I'm sure that this one will hit home for a lot of people, almost everyone has had an encounter with something of this nature I imagine.

"What kind of terrible direction is common core math taking?"

Sometimes it really is no wonder that some kids absolutely hate school, is it?

"101 ways to free yourself from plastic!"

This book is simply a test, and if you buy it, then you fail.


Good to see that it's not just physical schoolwork that can be an absolute ass, but electronic schoolwork can be too!

"Some men just want to watch the world burn."

I mean, that would be one hell of a slice you could enjoy, but you would be the nemesis of everyone who you were sharing it with!

"It's the little things I do that really irritate the hell out of my wife."

Nope, there's no way I could live with this person. That is just grounds for divorce right there.

"Threw my swatter at a fly. Don't ask questions because I don't have answers."

They also went on to say that they didn't even manage to hit the fly out of the air with this manoeuvre.

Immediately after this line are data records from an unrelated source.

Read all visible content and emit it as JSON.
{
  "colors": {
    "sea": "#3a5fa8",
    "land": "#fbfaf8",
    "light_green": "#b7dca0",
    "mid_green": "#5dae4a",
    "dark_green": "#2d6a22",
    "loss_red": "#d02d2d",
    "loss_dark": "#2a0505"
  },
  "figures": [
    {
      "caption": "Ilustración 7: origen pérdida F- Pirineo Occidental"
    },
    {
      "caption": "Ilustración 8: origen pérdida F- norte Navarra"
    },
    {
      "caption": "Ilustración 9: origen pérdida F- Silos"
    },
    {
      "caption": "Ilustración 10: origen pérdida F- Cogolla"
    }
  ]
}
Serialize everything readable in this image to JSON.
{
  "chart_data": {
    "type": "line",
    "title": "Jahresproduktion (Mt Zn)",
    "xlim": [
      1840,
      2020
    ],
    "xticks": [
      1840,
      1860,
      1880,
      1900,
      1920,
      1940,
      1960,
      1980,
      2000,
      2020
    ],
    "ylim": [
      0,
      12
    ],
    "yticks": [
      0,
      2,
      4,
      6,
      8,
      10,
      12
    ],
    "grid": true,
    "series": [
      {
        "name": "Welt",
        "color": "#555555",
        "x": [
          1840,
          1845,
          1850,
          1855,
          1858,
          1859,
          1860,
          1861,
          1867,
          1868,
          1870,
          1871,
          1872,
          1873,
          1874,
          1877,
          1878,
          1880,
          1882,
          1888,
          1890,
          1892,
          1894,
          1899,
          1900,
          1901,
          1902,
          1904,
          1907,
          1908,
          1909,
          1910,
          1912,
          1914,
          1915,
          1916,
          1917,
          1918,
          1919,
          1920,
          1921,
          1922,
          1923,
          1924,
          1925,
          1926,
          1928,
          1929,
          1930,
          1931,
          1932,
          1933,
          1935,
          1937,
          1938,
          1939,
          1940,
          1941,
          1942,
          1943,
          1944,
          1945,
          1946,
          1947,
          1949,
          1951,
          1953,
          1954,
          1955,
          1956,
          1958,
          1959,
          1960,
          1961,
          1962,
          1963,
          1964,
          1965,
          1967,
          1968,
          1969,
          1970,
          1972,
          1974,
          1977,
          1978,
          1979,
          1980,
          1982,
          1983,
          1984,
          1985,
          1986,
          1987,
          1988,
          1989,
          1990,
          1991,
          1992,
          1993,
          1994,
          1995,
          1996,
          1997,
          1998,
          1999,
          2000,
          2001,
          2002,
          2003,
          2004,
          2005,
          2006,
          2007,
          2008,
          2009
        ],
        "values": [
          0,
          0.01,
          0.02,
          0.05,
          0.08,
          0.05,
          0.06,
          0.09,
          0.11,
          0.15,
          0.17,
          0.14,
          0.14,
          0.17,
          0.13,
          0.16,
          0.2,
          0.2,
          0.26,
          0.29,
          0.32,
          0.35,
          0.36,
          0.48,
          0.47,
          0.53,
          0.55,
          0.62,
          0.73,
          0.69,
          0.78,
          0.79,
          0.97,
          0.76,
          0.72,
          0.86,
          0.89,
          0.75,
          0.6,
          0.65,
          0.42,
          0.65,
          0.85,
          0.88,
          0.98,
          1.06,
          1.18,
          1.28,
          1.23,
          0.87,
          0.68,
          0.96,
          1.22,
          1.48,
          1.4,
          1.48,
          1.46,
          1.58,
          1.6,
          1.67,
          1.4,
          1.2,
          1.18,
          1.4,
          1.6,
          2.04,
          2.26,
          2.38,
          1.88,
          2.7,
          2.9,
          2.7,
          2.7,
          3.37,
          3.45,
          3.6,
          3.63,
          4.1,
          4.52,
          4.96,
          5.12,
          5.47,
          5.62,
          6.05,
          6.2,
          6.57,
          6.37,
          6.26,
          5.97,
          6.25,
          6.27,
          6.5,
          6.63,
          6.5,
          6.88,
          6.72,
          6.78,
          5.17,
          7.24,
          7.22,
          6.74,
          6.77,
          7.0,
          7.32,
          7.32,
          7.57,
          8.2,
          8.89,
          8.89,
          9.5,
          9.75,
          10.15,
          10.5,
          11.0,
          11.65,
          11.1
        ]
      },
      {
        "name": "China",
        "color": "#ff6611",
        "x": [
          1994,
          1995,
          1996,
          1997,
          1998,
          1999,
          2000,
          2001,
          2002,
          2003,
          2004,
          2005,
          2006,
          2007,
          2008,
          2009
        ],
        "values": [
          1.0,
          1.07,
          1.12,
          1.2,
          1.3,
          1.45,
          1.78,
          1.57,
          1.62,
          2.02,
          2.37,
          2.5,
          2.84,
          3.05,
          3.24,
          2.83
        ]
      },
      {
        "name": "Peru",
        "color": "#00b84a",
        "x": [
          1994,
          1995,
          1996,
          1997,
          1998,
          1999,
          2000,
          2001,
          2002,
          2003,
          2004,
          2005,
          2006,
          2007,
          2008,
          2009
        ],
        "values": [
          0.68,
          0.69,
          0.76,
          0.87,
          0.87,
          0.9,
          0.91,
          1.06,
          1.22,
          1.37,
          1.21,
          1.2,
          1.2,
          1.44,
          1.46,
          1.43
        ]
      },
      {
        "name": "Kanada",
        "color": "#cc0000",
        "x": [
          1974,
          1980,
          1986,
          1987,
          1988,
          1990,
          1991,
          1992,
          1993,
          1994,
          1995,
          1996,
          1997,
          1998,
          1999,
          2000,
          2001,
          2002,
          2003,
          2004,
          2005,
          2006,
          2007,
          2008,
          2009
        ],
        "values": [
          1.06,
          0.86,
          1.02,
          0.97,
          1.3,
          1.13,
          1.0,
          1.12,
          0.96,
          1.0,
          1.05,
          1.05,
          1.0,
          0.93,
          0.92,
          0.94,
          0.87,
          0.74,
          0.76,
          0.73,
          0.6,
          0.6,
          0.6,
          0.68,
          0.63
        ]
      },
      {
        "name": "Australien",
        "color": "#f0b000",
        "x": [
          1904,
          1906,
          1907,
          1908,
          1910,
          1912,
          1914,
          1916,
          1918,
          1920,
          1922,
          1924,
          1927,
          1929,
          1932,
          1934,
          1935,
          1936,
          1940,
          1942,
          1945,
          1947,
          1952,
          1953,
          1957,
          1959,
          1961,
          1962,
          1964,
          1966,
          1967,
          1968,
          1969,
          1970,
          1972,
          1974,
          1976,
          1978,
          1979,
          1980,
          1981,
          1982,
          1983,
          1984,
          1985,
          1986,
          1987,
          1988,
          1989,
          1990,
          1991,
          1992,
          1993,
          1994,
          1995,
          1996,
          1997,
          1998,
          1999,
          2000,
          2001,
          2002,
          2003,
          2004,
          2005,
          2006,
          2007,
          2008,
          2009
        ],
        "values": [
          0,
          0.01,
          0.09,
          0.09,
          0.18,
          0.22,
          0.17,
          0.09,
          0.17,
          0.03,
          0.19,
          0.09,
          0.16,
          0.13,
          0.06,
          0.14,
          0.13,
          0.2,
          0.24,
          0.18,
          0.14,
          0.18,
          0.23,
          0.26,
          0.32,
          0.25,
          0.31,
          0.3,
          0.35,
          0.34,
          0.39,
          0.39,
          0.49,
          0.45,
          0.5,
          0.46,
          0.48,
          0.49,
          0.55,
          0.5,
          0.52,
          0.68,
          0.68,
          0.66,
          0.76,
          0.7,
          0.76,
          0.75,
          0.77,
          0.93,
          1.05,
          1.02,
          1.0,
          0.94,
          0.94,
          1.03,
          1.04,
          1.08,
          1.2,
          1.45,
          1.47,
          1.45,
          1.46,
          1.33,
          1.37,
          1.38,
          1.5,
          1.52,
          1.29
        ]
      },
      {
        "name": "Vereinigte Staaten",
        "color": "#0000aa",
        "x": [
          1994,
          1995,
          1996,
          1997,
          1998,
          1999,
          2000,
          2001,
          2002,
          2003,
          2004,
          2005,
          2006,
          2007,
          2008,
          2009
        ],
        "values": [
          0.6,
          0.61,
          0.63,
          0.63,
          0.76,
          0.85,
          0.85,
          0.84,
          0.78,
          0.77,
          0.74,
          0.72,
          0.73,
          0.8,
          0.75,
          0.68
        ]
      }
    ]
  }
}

"Kid opened otherwise perfectly sorted art supplies upside down."

If you make them put it all back, it'll be a great lesson in focus and organization!

"'Small pancake mix' Also it cost more?!"

If I make big pancakes with the small pancake mix, what happens? Does the world explode?

"I hate my family."

I know there's already a "piece taken from the middle" picture in this list, but it stings more knowing it came from family.

"He had one job..."

If you forget to lock the door, don't fret! The door will bash into your knees, thus preventing it from opening fully.

"My Cheesy Gordita Crunch Had Some Extra Kick To It."

They're experimenting with adding a little more crunch to their dishes, but they might have gone overboard.

"The way my dad hangs his calendar."

No. Sorry, this is just unacceptable. It has a hole for a pushpin or a nail, use it!

"The sudoku on the cover of this puzzle book is wrong."

Here's hoping no one's using this book to learn sudoku.

"How do I get this package out?"

Very carefully (and maybe with some tape, stick it on and pull it out).

"Bought a box on Amazon, it came delivered in a box, which was also in a box."

Not that I thought Amazon of all places was extremely concerned with their ecological footprint, but this is kind of excessive.

"My mom refused to take the plastic off the table."

What? Really, what? Has she heard of the wonderful things called tablecloths?

"Found this in the house. I'm scared about my safety."

Yes, the way they opened it is a crime when it has a cap, but I'm hung up on this condiment bag. I thought these things were only for puréed fruits for children.

"When [...] you allow the truck to install an update while you're in the store, then the truck won't start until the update is finished."

This is why I'm skeptical of "smart" devices and other things that constantly need updates. I don't want to be locked out of my car or my appliances one day.

"This exit sign at my school."

You can't leave that way, but you can leavə.

"The switch labels in this rental home."

Reddit | relevantzero

Imagine, you hit the "???" switch. It doesn't turn on a light, but it does open a trap door beneath you. Behold, a secret villain lair under the house. Thus begins your adventure.

"My wife ate every single marshmallow in a family sized box of Count Chocula. EVERY SINGLE ONE."

That's actually kind of impressive that she managed to do that... The worst kind of impressive, that is!

"Why write the ‘S’ like that?"

"Happy Birthday, Alicia! Please tell your coworker that they write the letter S like a weirdo!"

"The chairs waiting for you in the LASER EYE CLINIC's reception!"

This is either unbelievably dense, or it is the cruelest joke I've seen for a long time!